Wednesday, September 21, 2011

I Spy...

Oh good. Apparently the unprecedented warmth provided by climate change during the long spring, followed by a delightfully wet summer, is reason enough for all the spiders in the country to move into my flat.

When my sister first announced the news, SPIDERS! COMING IN TO THE WARMTH OF A HOUSE NEAR YOU - NOW! I could literally feel my skin crawl. I wish she hadn't told me, then I might have been able to think about something else for the last week.

I guess I'm waiting for an army of the little bastards to turn up at my door and ruin my life. But it won't be like that, will it? They'll creep and crawl in dribs and drabs - a spider in my shoe, one behind my computer. One in my bed, scurrying over my face in the night. One in the bath. They will eventually overrule the previous tenants of this flat (us) and we will have to live in a boat bobbing about in the sea where spiders can't get to us. The SAS will have to check our boat for spiders before we leave, obvs.

People laugh at Britain. We've got shit weather and we're known for moaning. We have wonky teeth and we like tea. Oh, the silly little Brits with their funny little ways! Well, we had one thing going for us, thanks very much - our spiders were harmless. Now, our climate is warm enough for foreign spiders who accidentally entered the country without a visa, on a banana, to settle, breed, and no doubt mutate to twice their size on their way to my house.

Here is a picture of our first spider of the season. Tegenaria gigantea. I'd come home from somewhere spiderless and despite my sister's warning, I wasn't at that moment thinking about spiders. I actually walked past him on the stairs without even seeing him.




Gareth got home shortly after. His spider sense was more heightened than mine.

'Jesus Christ!' he screamed. I knew what had happened instantly. Blasphemy is code for I'm staring a spider in the face. I came running. I hate spiders, but I do like to quickly assess how panicked I need to be.

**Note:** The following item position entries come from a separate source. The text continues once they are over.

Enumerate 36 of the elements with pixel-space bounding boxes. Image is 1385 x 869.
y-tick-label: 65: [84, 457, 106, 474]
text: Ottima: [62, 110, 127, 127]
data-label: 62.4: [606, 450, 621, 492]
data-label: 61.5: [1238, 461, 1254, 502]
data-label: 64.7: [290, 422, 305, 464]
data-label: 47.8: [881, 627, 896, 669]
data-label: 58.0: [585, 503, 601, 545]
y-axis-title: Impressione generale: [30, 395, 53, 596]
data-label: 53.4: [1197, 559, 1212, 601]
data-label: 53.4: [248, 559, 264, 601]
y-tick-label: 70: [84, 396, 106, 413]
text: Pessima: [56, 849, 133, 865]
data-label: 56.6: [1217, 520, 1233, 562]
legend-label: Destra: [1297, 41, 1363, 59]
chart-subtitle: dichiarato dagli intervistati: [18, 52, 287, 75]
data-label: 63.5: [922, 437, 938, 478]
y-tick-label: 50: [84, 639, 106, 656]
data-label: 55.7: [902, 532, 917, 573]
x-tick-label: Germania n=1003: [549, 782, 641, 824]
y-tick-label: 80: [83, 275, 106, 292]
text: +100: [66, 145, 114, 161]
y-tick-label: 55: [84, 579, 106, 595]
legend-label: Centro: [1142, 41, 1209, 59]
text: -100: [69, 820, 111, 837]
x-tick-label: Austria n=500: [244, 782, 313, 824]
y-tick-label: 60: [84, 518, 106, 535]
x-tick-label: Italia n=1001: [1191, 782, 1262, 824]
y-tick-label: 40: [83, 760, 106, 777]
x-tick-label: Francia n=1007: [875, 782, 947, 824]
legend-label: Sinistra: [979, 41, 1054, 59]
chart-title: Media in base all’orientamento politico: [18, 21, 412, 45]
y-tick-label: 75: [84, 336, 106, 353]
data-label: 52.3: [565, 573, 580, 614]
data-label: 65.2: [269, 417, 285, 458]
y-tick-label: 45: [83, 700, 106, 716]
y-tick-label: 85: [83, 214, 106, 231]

It was huge. It was clinging to the carpet half way up the stairs.

Which begged the Big Question.

Was he on his way up, or down?

Down, I can handle. He'd had a poke about, found nothing of interest and was using the stairs to get out. He was so big he probably even wiped his feet on the welcome mat on his way out.

Or, he was on his way in.

After Gareth and I squealed like girls for a few moments, he grabbed a nearby poster tube and demanded that we battle this out like ninjas. 'Put your hand up that end, I'll put mine this end, we'll put the spider in the middle and whoever he runs towards has to get rid of him,' Gareth suggested, ever the strategist.

Even the very thought of a spider in a tube running towards my hand gave me the heebie jeebs.

So I went for the feminism tactic.

'You have to get rid of him - you're the bloke!' I said, squirming. I love this line - so useful when I don't want to do something rubbish. (Emptying the bins, carrying the bins to the bigger bin, filling the car up with petrol in the rain, phoning the bank - all things I am quite capable of but can't be bothered to do.)

'I'm bloody not,' Gareth replied.

'Right, we need to sort this out. We're getting married. Are you honestly saying this is what it's going to be like for the rest of our lives? You are not going to get rid of the spiders, ever?' I asked. Sympathy card - project into the future and make him see this is his chance to change the very dynamics of our relationship.

'Yup,' he said.

We fought a bit more, then we turned back to Spider, to see to my great dismay that he had gone.

He's either outside now, which is fine, or he's under my bed. Watching me. And considering the recent headlines, I think we can guess which way he was heading.

I know, I've written a blog about a spider before. But I really don't like them. Perhaps writing about spiders can become my niche subject. Some writers choose sports, beauty products, fashion, celebs. Not me. I could just write blog after blog about my life getting ruined by tiny insects.

So the situation as I find it, is that there is at least one massive spider in my flat, and I'm marrying a man as wuss as me. Either I trade him in for a fearless-spider-combating-warrior, or we buy one of those spider vacuums. Seeing as I can't be bothered to fill the car up with petrol in the rain, I can't see myself attempting to acquire a warrior, just so he can deal with the occasional spider invasion. Spider hoover it is.